Spring makes me think of the annual tulip festival. She wore pink socks and tulip pants and was engulfed by beauty. I’m grateful for this moment, but don’t think I can ever go back to see the tulips.
Every holiday and every season bring out another facet of grief that’s as individual and specific as the person we mourn and the moment we miss. Sometimes it’s a sledgehammer, sometimes just sweet melancholy. Always, there is emptiness.
Easter is the exception; it’s the only day that is better now.
When I faced the awful truth, that part of my motherhood would require carrying Julianna to her end, there was despair and pain too strong and too deep for anything to reach – except for love. Mine for her, hers for me, and at the center of it and surrounding us both, Love.
More than anyone else I have ever known, Julianna lived for and through love. When we started following her lead, things changed in an instant. We lived with intent; there was no time to waste. We were still scared, but love was our weapon against fear, so her last eighteen months were glorious. She thrived even as her body failed, and we lived a miracle: joy in the face of deepest pain.
I have come to realize that Julianna was never mine to keep.

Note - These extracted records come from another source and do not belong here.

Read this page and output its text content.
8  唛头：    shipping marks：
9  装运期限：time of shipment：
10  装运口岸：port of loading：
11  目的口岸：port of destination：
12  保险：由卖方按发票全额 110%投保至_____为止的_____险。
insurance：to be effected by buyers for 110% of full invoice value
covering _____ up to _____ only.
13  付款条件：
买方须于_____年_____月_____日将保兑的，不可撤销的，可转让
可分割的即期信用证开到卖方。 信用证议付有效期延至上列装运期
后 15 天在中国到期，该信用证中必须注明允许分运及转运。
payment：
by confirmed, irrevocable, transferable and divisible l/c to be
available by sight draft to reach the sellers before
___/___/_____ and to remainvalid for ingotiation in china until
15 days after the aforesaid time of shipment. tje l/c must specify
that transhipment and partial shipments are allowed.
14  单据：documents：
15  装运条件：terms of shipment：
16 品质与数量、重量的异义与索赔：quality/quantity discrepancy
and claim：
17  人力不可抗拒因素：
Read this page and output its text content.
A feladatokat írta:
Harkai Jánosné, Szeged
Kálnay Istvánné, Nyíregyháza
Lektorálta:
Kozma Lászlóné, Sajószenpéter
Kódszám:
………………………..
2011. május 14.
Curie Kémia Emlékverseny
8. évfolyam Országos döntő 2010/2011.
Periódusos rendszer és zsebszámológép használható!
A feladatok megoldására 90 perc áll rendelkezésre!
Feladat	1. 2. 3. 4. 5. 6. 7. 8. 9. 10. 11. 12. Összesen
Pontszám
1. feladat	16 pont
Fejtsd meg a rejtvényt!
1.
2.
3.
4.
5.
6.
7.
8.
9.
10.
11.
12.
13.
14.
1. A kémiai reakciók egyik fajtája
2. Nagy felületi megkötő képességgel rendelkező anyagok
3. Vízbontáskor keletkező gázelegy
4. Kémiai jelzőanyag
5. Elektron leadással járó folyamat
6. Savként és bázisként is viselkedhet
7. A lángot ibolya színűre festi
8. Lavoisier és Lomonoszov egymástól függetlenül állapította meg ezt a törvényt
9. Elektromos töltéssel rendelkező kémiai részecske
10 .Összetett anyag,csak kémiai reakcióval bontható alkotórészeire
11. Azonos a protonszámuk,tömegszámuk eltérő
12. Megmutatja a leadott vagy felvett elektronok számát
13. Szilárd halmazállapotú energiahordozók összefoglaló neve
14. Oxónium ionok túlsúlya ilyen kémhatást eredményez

She belonged to the Father who created her and the Son who saved her and the Spirit who shone so radiantly and unmistakably through her.
She belonged to another place too, the place where there is no end, where everything is as it was meant to be. She’s there now, running free.
Easter is not so much Easter to me now. It’s Resurrection Sunday, a promise that there is an end to all that is so deeply amiss in this world.
When it’s done, I’ll see her again — and she’ll run to me.
“The dream is ended- this is the morning.”
― C.S. Lewis, The Last Battle
J — Do you want me to stand in front of the house and in front of all the people so that you can see me first?
M — Yes. I’ll be so happy to see you.
J — Will you run to me?
M — Yes. And I think you will run to me, too
J — I’ll run fast! (shakes her head back and forth to show me how fast she will run)
M — Yes, I think you will run so fast.